Search code examples
rexceltext-mining

Automated tagging/text mining in excel


I have a monthly excel spreadsheet with the following:

Category Description
A free text in paragraph form
B free text in paragraph form
C free text in paragraph form
B free text in paragraph form
B free text in paragraph form
A free text in paragraph form

I would like to add a third column that adds tags or keywords from a predetermined list that searches the free text and then pre-populates it based on whether one or more of the terms is found there or not.

So for example a list of tags could be price, distance, availability, location, and so on with the Keywords or Tags column populated based on the free text in the second column as below

Category Description Keywords or Tags
A Really doesn't like the price and location is too far price, location
B The distance is an issue and not too much availability Distance, availability
C Location is close so I like the convenience location, convenience
B The distance is near and there is a lot of availability availability, distance

As shown above, the tags would be separated by commas.

The issue is that the list of predetermined keywords is large (around 20 to 30 tags).

My Questions:

What would be the most efficient way to create this list without removing any tags?

Also, is there a way to do this in RStudio?


Solution

  • We can use regular expressions here to extract the keywords from the strings.

    If we put the keywords in a vector keywords, we can use the str_extract_all from the stringr package to extract all matching words in the string.
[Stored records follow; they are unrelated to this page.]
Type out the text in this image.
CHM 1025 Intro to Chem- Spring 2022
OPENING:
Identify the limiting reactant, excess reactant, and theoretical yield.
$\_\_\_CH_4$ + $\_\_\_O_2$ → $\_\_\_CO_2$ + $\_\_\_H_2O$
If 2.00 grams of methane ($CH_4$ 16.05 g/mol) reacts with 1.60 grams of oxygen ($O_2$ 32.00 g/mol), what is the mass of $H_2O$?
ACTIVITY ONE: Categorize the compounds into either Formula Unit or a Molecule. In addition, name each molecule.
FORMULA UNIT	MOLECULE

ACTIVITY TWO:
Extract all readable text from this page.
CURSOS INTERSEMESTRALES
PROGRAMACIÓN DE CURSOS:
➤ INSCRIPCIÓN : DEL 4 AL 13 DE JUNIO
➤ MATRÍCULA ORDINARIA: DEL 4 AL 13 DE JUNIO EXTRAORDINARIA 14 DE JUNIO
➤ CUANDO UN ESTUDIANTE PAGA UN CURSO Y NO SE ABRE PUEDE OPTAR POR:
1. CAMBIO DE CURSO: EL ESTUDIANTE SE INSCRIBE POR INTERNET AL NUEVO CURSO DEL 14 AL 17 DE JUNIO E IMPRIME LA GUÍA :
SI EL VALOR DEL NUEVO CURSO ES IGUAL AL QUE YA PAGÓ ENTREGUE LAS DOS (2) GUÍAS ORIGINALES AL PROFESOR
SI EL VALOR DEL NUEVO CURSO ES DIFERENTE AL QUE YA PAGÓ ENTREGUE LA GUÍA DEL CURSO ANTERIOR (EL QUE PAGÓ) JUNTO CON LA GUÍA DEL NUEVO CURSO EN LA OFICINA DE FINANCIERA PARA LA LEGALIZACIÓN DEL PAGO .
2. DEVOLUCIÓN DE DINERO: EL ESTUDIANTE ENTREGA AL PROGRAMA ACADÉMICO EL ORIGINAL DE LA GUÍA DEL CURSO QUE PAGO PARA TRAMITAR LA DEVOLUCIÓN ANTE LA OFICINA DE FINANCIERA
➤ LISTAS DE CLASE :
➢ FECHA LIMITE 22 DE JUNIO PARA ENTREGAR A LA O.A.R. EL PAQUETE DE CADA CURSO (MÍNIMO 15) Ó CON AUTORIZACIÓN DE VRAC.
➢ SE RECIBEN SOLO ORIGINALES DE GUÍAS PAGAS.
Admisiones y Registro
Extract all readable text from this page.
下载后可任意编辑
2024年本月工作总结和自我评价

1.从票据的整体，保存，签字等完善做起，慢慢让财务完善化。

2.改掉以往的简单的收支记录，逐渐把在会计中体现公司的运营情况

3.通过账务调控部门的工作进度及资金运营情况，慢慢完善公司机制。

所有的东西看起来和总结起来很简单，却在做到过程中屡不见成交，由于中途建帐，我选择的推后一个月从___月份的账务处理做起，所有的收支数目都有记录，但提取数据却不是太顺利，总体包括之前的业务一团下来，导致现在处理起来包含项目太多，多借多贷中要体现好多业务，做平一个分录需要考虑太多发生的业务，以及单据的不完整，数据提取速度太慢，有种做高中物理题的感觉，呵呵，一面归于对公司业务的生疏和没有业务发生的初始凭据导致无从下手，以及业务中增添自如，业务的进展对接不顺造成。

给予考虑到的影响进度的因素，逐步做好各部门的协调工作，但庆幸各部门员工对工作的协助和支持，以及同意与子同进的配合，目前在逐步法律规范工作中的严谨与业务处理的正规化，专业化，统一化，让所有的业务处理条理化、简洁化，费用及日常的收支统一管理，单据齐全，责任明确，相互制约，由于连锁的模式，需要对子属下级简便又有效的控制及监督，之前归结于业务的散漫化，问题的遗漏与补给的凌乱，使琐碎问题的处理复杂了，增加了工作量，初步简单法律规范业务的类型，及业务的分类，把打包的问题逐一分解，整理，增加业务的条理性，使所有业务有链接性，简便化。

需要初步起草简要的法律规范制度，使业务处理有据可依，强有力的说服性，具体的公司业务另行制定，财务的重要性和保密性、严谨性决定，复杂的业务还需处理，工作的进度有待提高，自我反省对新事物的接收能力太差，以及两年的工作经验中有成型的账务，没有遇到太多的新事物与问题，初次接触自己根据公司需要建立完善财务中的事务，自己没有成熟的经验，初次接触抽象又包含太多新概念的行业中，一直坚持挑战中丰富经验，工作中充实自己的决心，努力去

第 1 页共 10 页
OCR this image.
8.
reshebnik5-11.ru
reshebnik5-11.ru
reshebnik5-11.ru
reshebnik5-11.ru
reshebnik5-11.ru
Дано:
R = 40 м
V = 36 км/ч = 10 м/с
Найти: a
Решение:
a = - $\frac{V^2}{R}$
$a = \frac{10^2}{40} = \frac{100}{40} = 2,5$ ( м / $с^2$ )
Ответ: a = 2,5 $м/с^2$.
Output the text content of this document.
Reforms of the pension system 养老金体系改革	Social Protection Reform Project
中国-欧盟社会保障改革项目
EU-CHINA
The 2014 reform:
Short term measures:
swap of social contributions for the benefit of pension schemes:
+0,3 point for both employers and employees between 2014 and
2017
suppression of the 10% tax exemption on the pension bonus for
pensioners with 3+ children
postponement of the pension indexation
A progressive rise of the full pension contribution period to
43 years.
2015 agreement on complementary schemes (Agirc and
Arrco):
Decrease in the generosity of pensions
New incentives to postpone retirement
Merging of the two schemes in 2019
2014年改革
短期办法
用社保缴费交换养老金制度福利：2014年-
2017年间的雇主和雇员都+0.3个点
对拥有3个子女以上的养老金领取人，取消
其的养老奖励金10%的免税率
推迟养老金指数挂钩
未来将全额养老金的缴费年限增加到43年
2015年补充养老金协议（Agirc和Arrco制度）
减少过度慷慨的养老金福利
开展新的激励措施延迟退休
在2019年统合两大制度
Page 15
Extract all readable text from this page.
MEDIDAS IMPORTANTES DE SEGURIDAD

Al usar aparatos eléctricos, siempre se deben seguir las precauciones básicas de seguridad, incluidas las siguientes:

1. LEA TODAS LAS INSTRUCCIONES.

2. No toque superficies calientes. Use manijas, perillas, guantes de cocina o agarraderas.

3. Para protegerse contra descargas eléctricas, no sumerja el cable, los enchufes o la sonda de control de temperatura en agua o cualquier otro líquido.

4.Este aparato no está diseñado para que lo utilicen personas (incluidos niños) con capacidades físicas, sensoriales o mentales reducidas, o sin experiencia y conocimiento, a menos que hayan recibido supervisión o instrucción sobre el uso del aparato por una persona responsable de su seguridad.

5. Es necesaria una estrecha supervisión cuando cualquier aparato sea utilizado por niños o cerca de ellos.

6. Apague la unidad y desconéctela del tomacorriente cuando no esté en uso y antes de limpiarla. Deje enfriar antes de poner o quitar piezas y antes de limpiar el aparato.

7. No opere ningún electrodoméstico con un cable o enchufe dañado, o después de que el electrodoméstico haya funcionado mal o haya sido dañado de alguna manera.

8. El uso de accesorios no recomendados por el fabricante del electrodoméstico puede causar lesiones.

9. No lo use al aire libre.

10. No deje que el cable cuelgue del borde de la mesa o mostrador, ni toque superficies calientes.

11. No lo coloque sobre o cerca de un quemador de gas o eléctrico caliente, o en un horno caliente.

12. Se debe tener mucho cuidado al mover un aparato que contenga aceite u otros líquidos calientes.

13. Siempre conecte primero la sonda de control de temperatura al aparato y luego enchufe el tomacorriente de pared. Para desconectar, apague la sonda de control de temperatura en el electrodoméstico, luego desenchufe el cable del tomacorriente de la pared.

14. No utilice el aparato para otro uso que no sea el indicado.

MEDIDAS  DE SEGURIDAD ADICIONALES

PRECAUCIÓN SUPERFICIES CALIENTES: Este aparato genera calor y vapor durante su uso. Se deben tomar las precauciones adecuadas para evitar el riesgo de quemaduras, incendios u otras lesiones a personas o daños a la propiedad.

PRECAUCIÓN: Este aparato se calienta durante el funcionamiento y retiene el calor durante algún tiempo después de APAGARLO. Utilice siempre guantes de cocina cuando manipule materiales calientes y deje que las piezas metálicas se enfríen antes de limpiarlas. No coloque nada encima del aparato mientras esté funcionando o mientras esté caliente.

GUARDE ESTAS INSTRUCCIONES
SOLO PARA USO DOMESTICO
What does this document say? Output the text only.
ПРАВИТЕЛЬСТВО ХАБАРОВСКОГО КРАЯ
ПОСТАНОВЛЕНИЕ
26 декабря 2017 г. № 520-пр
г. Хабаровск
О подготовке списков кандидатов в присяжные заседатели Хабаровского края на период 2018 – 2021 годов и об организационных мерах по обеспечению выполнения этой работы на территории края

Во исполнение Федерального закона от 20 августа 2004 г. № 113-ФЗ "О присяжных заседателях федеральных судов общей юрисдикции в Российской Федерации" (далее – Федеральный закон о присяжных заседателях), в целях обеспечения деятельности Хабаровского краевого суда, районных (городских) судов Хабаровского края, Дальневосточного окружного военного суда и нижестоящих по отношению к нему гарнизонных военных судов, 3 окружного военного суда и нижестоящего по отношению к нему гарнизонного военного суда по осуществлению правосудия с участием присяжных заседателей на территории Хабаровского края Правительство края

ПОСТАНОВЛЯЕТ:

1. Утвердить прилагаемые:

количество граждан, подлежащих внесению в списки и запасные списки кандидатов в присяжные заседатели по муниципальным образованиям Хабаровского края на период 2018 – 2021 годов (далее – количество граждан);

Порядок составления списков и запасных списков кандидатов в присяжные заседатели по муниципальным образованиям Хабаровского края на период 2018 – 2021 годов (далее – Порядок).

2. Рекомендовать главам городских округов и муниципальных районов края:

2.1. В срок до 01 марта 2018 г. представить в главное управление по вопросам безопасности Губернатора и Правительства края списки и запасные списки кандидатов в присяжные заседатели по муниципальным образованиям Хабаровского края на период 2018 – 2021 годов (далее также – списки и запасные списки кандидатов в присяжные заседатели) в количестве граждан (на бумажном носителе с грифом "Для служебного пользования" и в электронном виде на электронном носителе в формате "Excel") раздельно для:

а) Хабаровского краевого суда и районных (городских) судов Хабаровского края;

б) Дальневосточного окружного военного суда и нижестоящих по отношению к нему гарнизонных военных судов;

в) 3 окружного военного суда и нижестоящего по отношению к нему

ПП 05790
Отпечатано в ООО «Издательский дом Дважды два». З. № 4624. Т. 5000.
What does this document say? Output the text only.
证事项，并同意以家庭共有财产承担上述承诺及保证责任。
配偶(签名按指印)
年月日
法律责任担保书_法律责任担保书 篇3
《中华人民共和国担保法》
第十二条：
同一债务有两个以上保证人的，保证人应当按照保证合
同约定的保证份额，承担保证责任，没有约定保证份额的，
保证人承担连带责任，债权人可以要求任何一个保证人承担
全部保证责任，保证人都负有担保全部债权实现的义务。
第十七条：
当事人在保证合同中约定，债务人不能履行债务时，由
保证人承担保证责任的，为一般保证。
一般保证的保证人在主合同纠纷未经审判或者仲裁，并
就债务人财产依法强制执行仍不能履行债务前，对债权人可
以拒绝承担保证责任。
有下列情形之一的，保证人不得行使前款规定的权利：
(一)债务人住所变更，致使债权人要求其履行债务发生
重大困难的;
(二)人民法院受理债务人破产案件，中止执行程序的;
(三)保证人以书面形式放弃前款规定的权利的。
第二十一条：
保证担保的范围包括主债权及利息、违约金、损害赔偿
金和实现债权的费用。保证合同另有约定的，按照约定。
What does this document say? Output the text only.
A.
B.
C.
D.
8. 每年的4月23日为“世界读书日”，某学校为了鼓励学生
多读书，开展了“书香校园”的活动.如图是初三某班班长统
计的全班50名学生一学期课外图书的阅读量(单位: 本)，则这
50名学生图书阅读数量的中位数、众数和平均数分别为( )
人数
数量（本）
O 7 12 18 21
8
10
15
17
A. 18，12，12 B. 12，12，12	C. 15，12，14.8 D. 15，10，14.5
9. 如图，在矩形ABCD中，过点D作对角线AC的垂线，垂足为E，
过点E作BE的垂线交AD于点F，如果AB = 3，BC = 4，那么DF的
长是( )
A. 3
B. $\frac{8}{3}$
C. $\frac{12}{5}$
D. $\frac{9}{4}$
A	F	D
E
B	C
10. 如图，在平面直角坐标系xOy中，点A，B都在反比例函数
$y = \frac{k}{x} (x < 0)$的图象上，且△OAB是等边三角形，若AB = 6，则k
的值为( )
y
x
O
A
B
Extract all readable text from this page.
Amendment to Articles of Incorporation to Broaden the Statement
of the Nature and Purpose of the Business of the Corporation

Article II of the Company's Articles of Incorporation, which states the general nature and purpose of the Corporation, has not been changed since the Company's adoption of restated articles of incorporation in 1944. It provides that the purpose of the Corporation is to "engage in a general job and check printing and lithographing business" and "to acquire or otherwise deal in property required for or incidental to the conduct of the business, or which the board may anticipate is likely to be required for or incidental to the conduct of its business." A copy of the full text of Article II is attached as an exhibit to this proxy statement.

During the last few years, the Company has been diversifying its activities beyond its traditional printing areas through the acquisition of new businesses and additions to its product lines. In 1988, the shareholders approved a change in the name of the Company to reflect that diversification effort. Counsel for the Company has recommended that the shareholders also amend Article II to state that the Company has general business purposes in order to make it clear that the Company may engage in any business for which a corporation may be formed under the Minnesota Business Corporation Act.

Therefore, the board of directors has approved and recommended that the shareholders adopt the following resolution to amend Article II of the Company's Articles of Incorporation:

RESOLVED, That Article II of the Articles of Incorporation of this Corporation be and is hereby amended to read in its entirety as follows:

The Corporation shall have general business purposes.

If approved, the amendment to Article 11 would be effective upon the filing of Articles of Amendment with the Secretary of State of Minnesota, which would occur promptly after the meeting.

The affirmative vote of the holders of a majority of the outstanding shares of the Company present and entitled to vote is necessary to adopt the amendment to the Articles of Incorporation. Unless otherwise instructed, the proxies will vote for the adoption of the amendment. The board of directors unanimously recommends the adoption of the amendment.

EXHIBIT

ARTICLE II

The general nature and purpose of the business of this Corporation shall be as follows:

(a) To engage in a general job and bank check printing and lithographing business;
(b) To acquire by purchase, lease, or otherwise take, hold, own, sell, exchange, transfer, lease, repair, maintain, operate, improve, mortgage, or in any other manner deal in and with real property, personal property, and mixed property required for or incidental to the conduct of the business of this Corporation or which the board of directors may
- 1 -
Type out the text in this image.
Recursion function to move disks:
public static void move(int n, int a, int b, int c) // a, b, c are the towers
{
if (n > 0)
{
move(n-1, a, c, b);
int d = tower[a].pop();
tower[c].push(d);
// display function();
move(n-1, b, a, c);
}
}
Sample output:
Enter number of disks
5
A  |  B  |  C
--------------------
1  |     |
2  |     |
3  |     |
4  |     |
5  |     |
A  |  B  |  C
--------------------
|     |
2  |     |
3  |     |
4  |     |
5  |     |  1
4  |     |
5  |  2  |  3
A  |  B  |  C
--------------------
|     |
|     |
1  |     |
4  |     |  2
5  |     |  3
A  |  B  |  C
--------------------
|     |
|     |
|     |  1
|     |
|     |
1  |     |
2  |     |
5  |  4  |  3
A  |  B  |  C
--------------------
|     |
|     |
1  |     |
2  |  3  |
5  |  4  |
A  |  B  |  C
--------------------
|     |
I've made it into a simple function which we apply to the Description column of your data.frame, inserting the results into a new variable Keys

    library(stringr)
    
    get_tags <- function(str, tags) {
        res = str_extract_all(str,
                              regex(tags, ignore_case = T), # Search case insensitive
                              simplify = T)[,1] # Get result as vector, not matrix
        return(res[nchar(res) > 0])  # Drop empty strings from non-matched keywords
    }
    
    df$Keys <- sapply(df$Description,
                      function(x) paste0(get_tags(x, keywords),
                                         collapse=', ')) # Collapse matches w/ commas
    
    df
    
      Category                                             Description                   Keys
    1        A   Really doesn't like the price and location is too far        price, location
    2        B  The distance is an issue and not too much availability distance, availability
    3        C             Location is close so I like the convenience  Location, convenience
    4        D The distance is near and there is a lot of availability distance, availability
    
    

    Since you want the matches to be case insensitive, putting the regex pattern (tags) in the regex function allows us to specify that it should ignore case.